Bu arada değerli hocamız Prof. Dr. Bilsay Kuruç, 30 Ekim 2023 tarihli Cumhuriyet gazetesinde “Mustafa Kemal Yılı” başlıklı yazısında, Cumhuriyet’e sahip çıkanların Cumhuriyetçi orta sınıf mensupları olduğunu belirterek görüşünü şöyle açıklıyor:

“Başka yürüyen var mı? Serzeniş için değil, saptamak için soralım: İşçi sınıfı Cumhuriyet için yürüyor mu? Nadide bir çağdaşlık belgesi olan 1961 Anayasası, işçi sınıfına Cumhuriyetin armağanı olarak tüm çalışma haklarını verdi ve onlar birer milyon kişilik yürüyüşler yaptılar. Başta temsilcileriyle. Şimdi temsilcileri ve işçi sınıfı Cumhuriyet'in yüzüncü yılında yürüyor mu?”

İşçi sınıfı ve öncü kadroları, 1980 öncesinde 1961 Anayasası’nda sağlanan hakları kullanmaya çalıştılar, bu haklar belli ölçüde de geçmiş dönemdeki mücadeleler ve yazı dizimizde belirttiğimiz gibi 1961 Saraçhane mitingi, Kavel direnişi gibi eylemlerle birlikte o dönemin sermaye birikim modeline uygun olarak çalışanların satın alma gücünü yükseltmek amacıyla sağlandı.

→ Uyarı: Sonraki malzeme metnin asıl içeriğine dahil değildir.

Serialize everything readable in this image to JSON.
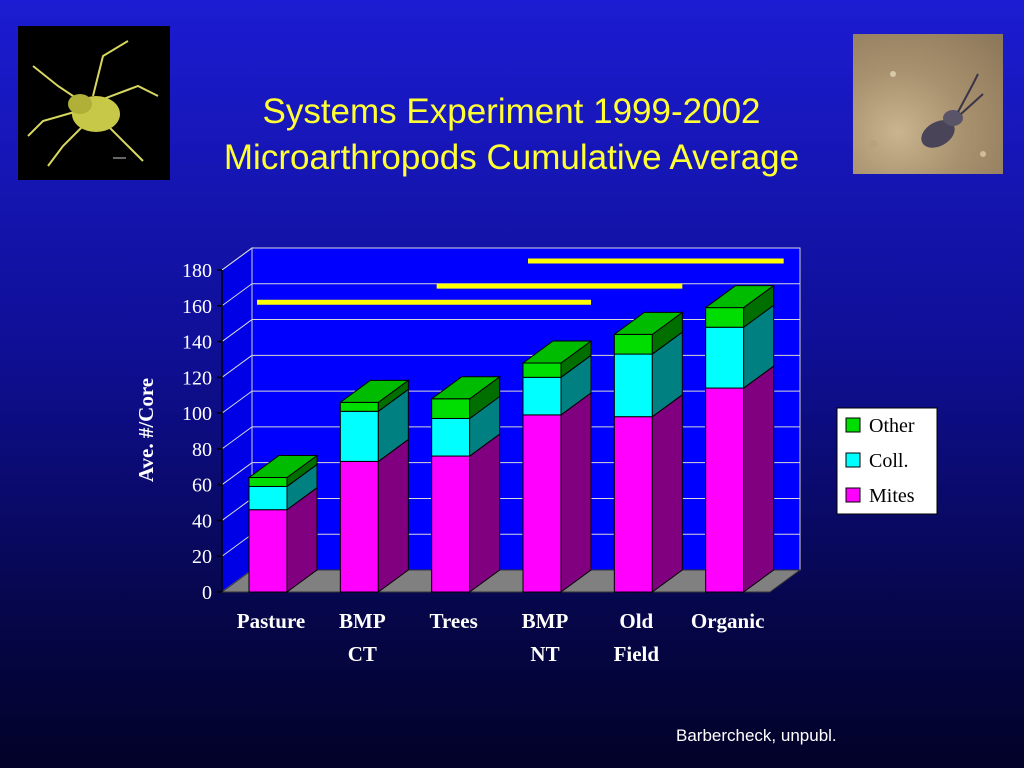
{
  "slide": {
    "title_line1": "Systems Experiment 1999-2002",
    "title_line2": "Microarthropods Cumulative Average",
    "credit": "Barbercheck, unpubl."
  },
  "colors": {
    "title": "#ffff33",
    "mites": "#ff00ff",
    "coll": "#00ffff",
    "other": "#00dd00",
    "significance_bars": "#ffff00"
  },
  "chart_data": {
    "type": "bar",
    "stacked": true,
    "three_d": true,
    "categories": [
      [
        "Pasture"
      ],
      [
        "BMP",
        "CT"
      ],
      [
        "Trees"
      ],
      [
        "BMP",
        "NT"
      ],
      [
        "Old",
        "Field"
      ],
      [
        "Organic"
      ]
    ],
    "series": [
      {
        "name": "Mites",
        "color": "#ff00ff",
        "values": [
          46,
          73,
          76,
          99,
          98,
          114
        ]
      },
      {
        "name": "Coll.",
        "color": "#00ffff",
        "values": [
          13,
          28,
          21,
          21,
          35,
          34
        ]
      },
      {
        "name": "Other",
        "color": "#00dd00",
        "values": [
          5,
          5,
          11,
          8,
          11,
          11
        ]
      }
    ],
    "ylabel": "Ave. #/Core",
    "ylim": [
      0,
      180
    ],
    "yticks": [
      0,
      20,
      40,
      60,
      80,
      100,
      120,
      140,
      160,
      180
    ],
    "grid": true,
    "legend_position": "right",
    "legend_order": [
      "Other",
      "Coll.",
      "Mites"
    ],
    "significance_bars": [
      {
        "from_category": 0,
        "to_category": 3,
        "level": 162
      },
      {
        "from_category": 2,
        "to_category": 4,
        "level": 171
      },
      {
        "from_category": 3,
        "to_category": 5,
        "level": 185
      }
    ]
  }
}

DİSK yöneticileri, 12 Eylül darbesi sürecinde yargılandıklarında 1961 Anayasası’na sahip çıktılar ancak o günkü koşullarda da, şimdi de işçi sınıfı mücadelesine öncülük edecek siyasal partilerin etkisizliği, emek kesiminin ideolojik anlamda muhafazakar bir söyleme yatkınlığı, işçi sınıfının ve sendikal örgütlenmenin parçalı yapısı, yine sınıfın büyük işletmelerden ziyade küçük ölçekli işyerlerinde de ağırlık kazanması gibi faktörler ya da bunlara eklenecek diğer olgular, güçlü siyasal nitelikli bir sınıf hareketini doğuramamıştır, denebilir.

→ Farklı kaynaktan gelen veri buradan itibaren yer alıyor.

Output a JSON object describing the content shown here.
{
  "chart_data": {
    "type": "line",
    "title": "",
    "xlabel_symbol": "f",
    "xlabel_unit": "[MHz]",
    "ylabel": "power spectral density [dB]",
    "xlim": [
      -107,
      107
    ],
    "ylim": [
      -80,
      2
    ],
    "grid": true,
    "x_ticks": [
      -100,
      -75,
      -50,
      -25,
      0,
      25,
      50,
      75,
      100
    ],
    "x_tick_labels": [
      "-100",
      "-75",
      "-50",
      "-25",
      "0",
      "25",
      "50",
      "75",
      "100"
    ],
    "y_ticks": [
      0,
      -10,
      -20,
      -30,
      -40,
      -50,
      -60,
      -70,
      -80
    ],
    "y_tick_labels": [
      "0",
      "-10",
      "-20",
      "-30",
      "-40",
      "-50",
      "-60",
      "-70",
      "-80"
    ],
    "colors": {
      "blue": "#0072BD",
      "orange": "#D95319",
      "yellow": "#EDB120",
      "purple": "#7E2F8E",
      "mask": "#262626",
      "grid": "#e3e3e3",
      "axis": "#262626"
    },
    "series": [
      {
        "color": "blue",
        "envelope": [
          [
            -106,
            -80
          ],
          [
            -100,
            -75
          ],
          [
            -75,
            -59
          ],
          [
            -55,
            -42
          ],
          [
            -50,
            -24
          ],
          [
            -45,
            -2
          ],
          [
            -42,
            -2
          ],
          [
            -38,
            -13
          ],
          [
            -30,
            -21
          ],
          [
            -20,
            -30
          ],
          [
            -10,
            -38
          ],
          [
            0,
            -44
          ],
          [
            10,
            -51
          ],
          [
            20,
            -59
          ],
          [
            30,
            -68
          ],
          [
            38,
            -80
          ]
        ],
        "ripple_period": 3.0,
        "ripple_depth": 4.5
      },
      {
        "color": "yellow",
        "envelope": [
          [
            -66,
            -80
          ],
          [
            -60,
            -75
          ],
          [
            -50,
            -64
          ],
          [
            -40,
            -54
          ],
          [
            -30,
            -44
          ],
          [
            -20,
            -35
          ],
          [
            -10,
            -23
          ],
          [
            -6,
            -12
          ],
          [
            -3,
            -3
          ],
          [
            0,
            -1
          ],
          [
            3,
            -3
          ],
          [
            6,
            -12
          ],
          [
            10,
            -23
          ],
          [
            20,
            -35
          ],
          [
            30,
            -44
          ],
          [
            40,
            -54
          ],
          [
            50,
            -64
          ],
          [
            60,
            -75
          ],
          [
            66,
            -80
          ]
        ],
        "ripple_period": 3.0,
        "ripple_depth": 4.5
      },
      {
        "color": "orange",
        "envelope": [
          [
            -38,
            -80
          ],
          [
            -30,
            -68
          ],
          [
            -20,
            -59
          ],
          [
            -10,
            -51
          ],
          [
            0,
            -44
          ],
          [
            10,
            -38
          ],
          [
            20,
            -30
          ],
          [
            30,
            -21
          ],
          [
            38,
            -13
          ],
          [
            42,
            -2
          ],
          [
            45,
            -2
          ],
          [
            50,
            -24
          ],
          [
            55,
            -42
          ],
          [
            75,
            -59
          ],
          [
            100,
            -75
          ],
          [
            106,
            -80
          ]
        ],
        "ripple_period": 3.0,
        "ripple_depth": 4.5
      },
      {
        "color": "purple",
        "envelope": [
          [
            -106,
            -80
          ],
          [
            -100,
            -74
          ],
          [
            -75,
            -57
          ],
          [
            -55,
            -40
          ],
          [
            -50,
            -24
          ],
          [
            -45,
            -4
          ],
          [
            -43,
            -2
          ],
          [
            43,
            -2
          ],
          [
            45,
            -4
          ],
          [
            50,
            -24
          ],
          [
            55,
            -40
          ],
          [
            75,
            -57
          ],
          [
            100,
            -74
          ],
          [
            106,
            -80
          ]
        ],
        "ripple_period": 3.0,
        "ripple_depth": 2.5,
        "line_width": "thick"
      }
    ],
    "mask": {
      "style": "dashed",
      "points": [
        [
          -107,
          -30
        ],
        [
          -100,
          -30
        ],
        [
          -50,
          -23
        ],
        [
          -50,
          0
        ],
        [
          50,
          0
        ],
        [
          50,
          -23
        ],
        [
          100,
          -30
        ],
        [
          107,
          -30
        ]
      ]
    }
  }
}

Önümüzdeki süreçte, toplumun üçte ikisini çalışan kesimin oluşturduğu dikkate alınarak birleşik bir emek mücadelesinin yaratılması, bu mücadeleye öncülük eden güçlü bir sınıf partisinin oluşması ve bunun yanı sıra AKP’nin siyasal İslamcı, muhafazakar söylemini işçi sınıfının yaşadığı somut sorunları üzerinden etkisiz hale getiren bir ideolojik mücadelenin de gerekli olduğu kanısındayız. Bakalım süreç ne gösterecek?


Atilla Özsever Kimdir?

1967 yılında Kara Harp Okulu’nu bitirdi. 12 Mart (1971) döneminde piyade üsteğmeni iken siyasi görüşleri nedeniyle ordudan çıkarıldı. 2.5 yıl cezaevinde kaldı. Daha sonra iktisat öğrenimi gördü, Ankara Üniversitesi Siyasal Bilgiler Fakültesi’nde yüksek lisans yaptı, doktorasını İstanbul Üniversitesi İktisat Fakültesi’nde tamamladı. 1974 – 2002 yılları arasında gazetecilik yaptı. 2003- 2011 yılları arasında da Maltepe Üniversitesi’nde kadrolu öğretim üyeliği görevinde bulundu. 2011 yılından itibaren de çeşitli üniversitelerde çalışma ekonomisi ve medya alanında dışarıdan dersler veriyor. “Tekelci Medyada Örgütsüz Gazeteci” ve “Mesele Teslim Olmamakta” isimli iki kitabı ile çeşitli kitap ve dergilerde yer alan makaleleri bulunuyor.